A photo of a man in a holiday sweater carrying a gift.
Our tips to get you through the holidays.Image by: Movember
A photo of a man in a holiday sweater carrying a gift.
7 December 2022

Movember's festive season survival guide

4 minutes read time

Stress, loneliness, financial worries, and tense relationships can make the festive season a challenging time for many of us. If you find Christmas a difficult time of year, here are some tips to help you cope:

Eat well, sleep well, stay active

Our physical and mental health are closely linked. All the stress, anxiety, and disruption to our normal routines around Christmas can make us forget to look after ourselves properly. There’s no harm in having a few treats at Christmas but over-indulging in booze, rich food, and too many late nights might end up making you feel even more anxious. Being active, well rested and eating well doesn’t just benefit our physical health, it can also raise self-esteem and change our mood for the better.

Manage your festive finances

Whether it’s buying gifts, forking out for nights out or being able to afford all the festive trimmings, worrying about money is one of the most common reasons that people feel anxious and stressed around Christmas. And the rising cost of living this year means people are feeling more financially stretched than ever. To prevent money becoming a major stressor, create a realistic Christmas budget and stick to it. Focus instead on creating meaningful experiences. You’ll not only save money, but also avoid the stress and anxiety caused by debt that follows. If you are struggling to manage your finances visit the Money Advice Trust or call 0808 808 4000 for free impartial advice.

Put yourself first

Spending time with family or people you have a difficult relationship with or seeing other people celebrate when you’re not feeling it, can be very isolating. If you feel stressed and anxious at the prospect of spending the holiday season with family members with whom your relationship is complicated or strained, decide in advance how much time you’ll spend with them over Christmas. Either agree to see them for a limited time or not at all. Remember, who you spend Christmas with is up to you.

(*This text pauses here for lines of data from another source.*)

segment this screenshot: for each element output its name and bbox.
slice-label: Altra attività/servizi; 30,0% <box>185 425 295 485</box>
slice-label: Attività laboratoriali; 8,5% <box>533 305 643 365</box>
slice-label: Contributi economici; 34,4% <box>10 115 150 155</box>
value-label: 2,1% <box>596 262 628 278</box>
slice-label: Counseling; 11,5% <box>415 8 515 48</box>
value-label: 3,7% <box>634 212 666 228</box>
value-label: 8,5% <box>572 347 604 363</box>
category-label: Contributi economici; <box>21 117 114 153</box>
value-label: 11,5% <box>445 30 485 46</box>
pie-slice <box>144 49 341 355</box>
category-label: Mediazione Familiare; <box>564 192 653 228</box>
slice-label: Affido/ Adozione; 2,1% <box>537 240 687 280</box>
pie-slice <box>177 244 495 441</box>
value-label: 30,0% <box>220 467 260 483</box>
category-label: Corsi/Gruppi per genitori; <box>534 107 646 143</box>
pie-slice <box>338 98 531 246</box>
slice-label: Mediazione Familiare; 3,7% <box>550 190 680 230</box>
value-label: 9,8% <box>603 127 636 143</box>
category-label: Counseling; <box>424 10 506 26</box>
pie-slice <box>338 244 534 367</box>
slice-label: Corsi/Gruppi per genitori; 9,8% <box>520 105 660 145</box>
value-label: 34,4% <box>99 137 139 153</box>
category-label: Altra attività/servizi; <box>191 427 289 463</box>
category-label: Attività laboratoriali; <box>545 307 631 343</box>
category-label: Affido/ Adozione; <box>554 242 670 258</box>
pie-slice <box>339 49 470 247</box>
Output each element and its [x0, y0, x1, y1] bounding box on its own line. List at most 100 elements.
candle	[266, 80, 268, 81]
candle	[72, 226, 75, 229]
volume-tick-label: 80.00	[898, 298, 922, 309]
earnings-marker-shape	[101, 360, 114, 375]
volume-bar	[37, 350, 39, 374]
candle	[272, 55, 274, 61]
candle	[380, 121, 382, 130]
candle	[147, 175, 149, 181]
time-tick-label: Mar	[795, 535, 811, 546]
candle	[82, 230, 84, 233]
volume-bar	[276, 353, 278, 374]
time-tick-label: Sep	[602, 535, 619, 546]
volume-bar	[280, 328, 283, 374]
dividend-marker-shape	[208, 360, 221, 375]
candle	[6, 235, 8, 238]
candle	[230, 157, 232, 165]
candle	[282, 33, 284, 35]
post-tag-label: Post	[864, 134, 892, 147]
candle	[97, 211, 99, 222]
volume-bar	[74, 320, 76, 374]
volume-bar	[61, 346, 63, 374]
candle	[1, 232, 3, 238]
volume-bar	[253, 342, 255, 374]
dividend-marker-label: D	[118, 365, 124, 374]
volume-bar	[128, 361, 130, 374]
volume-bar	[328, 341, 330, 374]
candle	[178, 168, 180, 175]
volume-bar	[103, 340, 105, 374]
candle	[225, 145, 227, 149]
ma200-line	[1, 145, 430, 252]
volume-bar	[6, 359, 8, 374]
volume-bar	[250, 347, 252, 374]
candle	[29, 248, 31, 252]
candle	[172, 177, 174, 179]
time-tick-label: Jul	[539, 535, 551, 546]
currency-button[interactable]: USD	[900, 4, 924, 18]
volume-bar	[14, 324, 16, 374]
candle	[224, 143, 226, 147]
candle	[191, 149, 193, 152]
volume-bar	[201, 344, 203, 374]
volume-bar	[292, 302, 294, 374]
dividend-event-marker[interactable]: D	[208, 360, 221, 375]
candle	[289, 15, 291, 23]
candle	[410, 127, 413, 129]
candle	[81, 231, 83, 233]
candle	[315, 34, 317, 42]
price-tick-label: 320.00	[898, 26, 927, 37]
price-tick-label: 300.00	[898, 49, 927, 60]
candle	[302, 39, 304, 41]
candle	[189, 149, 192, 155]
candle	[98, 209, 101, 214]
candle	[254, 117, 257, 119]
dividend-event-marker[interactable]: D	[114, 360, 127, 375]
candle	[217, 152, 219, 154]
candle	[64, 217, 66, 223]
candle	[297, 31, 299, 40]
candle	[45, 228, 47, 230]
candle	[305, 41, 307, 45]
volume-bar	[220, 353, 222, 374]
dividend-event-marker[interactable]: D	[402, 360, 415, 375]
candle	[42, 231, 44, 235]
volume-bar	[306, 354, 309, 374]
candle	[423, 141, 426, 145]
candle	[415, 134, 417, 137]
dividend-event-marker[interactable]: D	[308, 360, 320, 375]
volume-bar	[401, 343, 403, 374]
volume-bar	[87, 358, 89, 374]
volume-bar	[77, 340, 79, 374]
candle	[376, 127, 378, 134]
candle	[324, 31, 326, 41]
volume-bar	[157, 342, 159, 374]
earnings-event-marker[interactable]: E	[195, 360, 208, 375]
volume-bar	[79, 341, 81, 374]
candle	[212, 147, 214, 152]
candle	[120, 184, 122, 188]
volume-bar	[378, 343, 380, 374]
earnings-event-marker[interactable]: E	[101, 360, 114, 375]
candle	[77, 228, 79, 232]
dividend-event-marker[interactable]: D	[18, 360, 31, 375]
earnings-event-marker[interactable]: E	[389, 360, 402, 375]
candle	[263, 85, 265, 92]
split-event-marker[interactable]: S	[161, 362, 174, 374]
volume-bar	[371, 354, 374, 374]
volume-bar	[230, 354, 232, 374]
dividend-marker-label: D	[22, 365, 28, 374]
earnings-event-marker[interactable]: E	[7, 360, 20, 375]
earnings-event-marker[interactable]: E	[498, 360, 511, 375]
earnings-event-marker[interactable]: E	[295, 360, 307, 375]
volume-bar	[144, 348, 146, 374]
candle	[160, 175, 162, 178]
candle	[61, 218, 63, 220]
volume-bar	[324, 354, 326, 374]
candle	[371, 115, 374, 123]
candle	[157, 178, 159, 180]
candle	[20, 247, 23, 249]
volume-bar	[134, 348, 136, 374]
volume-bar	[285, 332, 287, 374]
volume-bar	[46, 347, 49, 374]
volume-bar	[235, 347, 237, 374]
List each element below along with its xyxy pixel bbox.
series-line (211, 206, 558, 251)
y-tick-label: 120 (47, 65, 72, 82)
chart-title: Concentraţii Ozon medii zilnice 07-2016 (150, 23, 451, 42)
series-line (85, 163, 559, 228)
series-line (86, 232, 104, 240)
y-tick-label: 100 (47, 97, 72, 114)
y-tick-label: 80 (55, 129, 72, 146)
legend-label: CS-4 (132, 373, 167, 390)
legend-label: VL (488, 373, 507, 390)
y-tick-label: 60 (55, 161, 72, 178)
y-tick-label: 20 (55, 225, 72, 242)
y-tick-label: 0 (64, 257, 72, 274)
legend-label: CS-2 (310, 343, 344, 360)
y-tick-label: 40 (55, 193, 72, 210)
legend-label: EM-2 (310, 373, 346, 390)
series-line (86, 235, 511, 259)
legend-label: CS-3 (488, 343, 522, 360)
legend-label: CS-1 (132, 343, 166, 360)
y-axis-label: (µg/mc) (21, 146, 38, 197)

Spend time with people who make you feel good

Feeling connected and valued by other people is a fundamental human need. Both giving and getting support has been shown to increase happiness levels and wellbeing. Try to ensure that you get to spend some time with people who make you feel good over the holiday season. Make time to catch up and re-establish relationships that might have drifted during the year or consider volunteering on Christmas Day to help others and boost your mental well-being.

Support others

Giving our time to help others doesn’t just benefit them, it makes us feel good too. Research suggests that helping a friend also creates positive feelings in ourselves and adds to our sense of purpose and self-worth. There are lots of opportunities to in your local community during the festive season, fundraising for a cause that’s close to your heart such as men’s health or helping someone close to you with a practical task or emotional support. For further advice on how to talk to a friend about their mental health visit Movember Conversations.

Confide in someone you trust

Whether you’re worried about Christmas itself, having to spend time with people you find difficult, or financial stresses; letting someone you trust know about how you're feeling can ease some of the pressure you’re feeling. Men tend to use banter as a way of breaking the ice and connecting with each other which is important. But we need them to go beyond the banter and start talking about the things that really matter in life because that can help us to slowly release some of the pressure. Confiding in someone about a problem can help you stay mentally healthy – and getting someone else’s perspective can help you see a situation in a new light. It doesn’t have to be someone you know – moderated online communities such as Togetherall are a safe place to connect with others who understand what you're going through.

Call in the experts

We all have times when our mood is low, but if the feelings don’t pass and start to interfere with your life, it could be a sign that it’s time to call in the experts. If you find yourself trying to cope with extended periods of anxiety or stress over Christmas, check your GP website to find out what support is available over the holiday. You can also contact NHS 111 for support. There are listening services available over Christmas, such as Samaritans on 116 123 (freephone) or free 24/7 crisis text service Text SHOUT to 85258. If you are worried that your life or someone else’s life is in immediate danger, call 999 or go directly to the emergency services.